New resolution would pull U.S. support from Saudis in Yemen war
A bipartisan resolution was introduced in Congress on Thursday by Sens. Bernie Sanders, Chris Murphy, and Mike Lee, to end U.S. support for the Saudi-led coalition in the war in Yemen.
Why it matters: Yemen has been completely torn apart by the conflict between the Houthi rebel forces and the Saudi-led coalition which supports President Abdrabbuh Mansour Hadi. The U.S. military has been supporting the Saudi coalition since the Obama administraiton. Sanders, Lee, and Murphy argue that Congress did not approve involvement, and therefore the U.S. should not be involved "beyond providing desperately needed humanitarian aid."
What they're doing
- The lawmakers are citing the War Powers Act of 1973, which limits a presidents power to enter into war without Congress' authorization.
- They wrote in a Washington Post op-ed: "It is true that the president may order military operations in limited emergency situations...But the far-off civil war in Yemen, while tragic, is not an emergency."

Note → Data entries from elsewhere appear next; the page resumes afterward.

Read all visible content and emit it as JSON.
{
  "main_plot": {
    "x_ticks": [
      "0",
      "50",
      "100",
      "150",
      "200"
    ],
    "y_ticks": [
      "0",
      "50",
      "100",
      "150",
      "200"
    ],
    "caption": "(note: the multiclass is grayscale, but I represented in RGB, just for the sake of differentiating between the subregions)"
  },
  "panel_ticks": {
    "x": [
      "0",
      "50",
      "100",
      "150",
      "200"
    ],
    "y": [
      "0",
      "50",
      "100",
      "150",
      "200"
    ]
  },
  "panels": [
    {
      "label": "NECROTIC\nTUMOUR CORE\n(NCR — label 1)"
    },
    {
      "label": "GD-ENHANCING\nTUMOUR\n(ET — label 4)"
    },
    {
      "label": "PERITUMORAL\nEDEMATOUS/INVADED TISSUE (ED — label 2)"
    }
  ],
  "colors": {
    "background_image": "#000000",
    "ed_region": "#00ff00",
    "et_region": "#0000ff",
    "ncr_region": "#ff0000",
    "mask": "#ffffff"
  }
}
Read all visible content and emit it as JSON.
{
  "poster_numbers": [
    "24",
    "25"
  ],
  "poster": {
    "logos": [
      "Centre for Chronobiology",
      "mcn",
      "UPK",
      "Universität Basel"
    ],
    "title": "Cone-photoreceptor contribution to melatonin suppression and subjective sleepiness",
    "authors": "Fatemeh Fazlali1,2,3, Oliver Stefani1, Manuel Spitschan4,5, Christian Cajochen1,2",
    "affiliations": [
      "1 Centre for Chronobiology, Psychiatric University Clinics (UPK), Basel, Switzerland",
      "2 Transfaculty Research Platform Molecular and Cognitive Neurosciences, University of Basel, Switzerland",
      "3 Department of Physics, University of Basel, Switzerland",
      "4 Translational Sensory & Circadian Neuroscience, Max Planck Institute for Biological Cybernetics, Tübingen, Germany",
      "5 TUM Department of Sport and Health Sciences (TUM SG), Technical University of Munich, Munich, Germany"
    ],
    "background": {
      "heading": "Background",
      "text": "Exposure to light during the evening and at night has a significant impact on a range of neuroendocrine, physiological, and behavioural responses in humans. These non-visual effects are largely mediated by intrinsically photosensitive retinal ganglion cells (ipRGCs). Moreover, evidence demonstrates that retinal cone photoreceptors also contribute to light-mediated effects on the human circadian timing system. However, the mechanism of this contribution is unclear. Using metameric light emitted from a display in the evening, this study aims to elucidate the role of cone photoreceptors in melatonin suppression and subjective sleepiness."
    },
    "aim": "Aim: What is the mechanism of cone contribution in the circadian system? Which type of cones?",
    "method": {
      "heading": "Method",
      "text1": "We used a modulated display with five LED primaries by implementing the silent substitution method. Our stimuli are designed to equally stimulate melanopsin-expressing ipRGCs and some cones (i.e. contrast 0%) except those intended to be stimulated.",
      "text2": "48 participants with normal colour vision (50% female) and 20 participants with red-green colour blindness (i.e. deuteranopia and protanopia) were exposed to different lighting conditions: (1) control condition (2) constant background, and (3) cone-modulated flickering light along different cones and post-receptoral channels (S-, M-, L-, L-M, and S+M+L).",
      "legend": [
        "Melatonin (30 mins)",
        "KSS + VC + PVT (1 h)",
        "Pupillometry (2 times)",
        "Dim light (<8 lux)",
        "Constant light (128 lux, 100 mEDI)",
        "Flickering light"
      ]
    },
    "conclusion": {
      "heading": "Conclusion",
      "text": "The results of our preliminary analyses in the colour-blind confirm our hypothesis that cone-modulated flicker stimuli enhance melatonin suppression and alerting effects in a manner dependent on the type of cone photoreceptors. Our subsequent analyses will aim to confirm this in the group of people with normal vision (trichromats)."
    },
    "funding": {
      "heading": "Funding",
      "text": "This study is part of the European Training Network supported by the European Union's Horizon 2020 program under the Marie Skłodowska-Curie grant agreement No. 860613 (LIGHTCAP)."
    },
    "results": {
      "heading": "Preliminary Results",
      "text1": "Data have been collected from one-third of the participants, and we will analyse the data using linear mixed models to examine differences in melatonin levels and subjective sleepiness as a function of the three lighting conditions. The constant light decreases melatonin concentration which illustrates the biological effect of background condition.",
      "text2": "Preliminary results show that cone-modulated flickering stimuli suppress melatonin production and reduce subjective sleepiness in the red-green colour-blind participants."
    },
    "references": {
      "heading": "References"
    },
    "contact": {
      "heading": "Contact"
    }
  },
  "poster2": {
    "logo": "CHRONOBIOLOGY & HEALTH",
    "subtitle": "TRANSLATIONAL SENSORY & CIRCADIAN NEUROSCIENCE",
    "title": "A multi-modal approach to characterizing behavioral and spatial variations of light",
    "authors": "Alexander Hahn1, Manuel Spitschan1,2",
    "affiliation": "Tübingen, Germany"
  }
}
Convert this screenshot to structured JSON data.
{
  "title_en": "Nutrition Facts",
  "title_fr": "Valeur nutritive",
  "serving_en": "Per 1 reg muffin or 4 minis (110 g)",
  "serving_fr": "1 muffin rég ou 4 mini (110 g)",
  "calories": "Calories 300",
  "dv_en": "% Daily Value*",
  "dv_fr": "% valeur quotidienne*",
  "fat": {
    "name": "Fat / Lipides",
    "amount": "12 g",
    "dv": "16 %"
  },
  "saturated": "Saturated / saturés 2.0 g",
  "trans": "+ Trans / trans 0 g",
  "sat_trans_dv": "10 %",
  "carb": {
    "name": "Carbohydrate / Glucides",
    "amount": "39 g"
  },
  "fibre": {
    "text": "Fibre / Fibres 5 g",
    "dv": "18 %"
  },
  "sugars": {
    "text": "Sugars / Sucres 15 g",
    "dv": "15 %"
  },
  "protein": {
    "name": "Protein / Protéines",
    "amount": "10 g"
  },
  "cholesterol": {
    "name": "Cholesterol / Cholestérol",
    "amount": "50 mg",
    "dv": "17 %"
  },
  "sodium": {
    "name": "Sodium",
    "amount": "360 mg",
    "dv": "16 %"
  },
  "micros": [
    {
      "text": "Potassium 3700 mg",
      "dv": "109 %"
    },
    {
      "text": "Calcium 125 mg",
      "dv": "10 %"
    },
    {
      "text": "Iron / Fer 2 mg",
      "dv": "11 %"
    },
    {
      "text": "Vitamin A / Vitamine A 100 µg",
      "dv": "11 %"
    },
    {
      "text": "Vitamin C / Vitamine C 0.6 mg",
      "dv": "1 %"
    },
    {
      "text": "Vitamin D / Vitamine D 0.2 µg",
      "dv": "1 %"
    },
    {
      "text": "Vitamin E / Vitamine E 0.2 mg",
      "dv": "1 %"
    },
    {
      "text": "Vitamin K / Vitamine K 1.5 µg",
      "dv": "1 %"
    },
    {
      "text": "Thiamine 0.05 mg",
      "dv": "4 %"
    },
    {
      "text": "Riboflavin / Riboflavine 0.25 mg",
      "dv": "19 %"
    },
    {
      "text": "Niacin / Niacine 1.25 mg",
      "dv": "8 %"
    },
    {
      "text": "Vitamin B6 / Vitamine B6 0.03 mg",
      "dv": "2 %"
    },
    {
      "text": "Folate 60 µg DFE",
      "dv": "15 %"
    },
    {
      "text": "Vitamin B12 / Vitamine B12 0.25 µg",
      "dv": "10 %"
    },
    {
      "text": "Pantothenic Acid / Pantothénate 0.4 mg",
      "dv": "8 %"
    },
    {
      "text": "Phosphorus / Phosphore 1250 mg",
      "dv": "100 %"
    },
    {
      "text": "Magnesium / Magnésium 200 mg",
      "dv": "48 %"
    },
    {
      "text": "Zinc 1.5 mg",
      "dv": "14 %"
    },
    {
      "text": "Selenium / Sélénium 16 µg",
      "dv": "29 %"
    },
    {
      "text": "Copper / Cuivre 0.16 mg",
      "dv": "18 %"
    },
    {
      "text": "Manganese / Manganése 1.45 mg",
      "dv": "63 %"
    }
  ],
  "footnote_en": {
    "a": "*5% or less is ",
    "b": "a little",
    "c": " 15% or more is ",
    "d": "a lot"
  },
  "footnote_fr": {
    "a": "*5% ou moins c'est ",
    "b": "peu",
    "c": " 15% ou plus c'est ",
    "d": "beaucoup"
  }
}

- Also in the Post, they say: "Under the 2001 Authorization for the Use of Military Force (AUMF)...any U.S. military action in Yemen must be limited and only directed against groups affiliated with al-Qaeda...Engaging in a war against Yemeni Houthi rebels does not qualify."
- Sen. Sanders said in a press release: "We believe that, as Congress has not declared war or authorized military force in this conflict, the United States involvement in Yemen is unconstitutional and unauthorized, and U.S. military support of the Saudi coalition must end."
- Former U.S. Ambassador to Yemen, Stephen Seche, told Axios: "The joint resolution introduced today in the Senate reflects deepening Congressional concern over U.S. complicity in the humanitarian disaster unfolding in Yemen as a result of material support being provided by our armed forces to the Saudi-led coalition’s nearly three-year war against the Houthi rebels."
What the Pentagon is doing
- The Huffington Post reported on Wednesday that the DOD's acting general counsel said in a letter: "It has been the longstanding view of the Executive Branch that 'hostilities' refers to 'a situation in which units of U.S. armed forces are actively engaged in exchanges of fire with opposing units of hostile forces.' U.S. personnel providing support to the KSA-led coalition are not engaged in any such exchange of fire."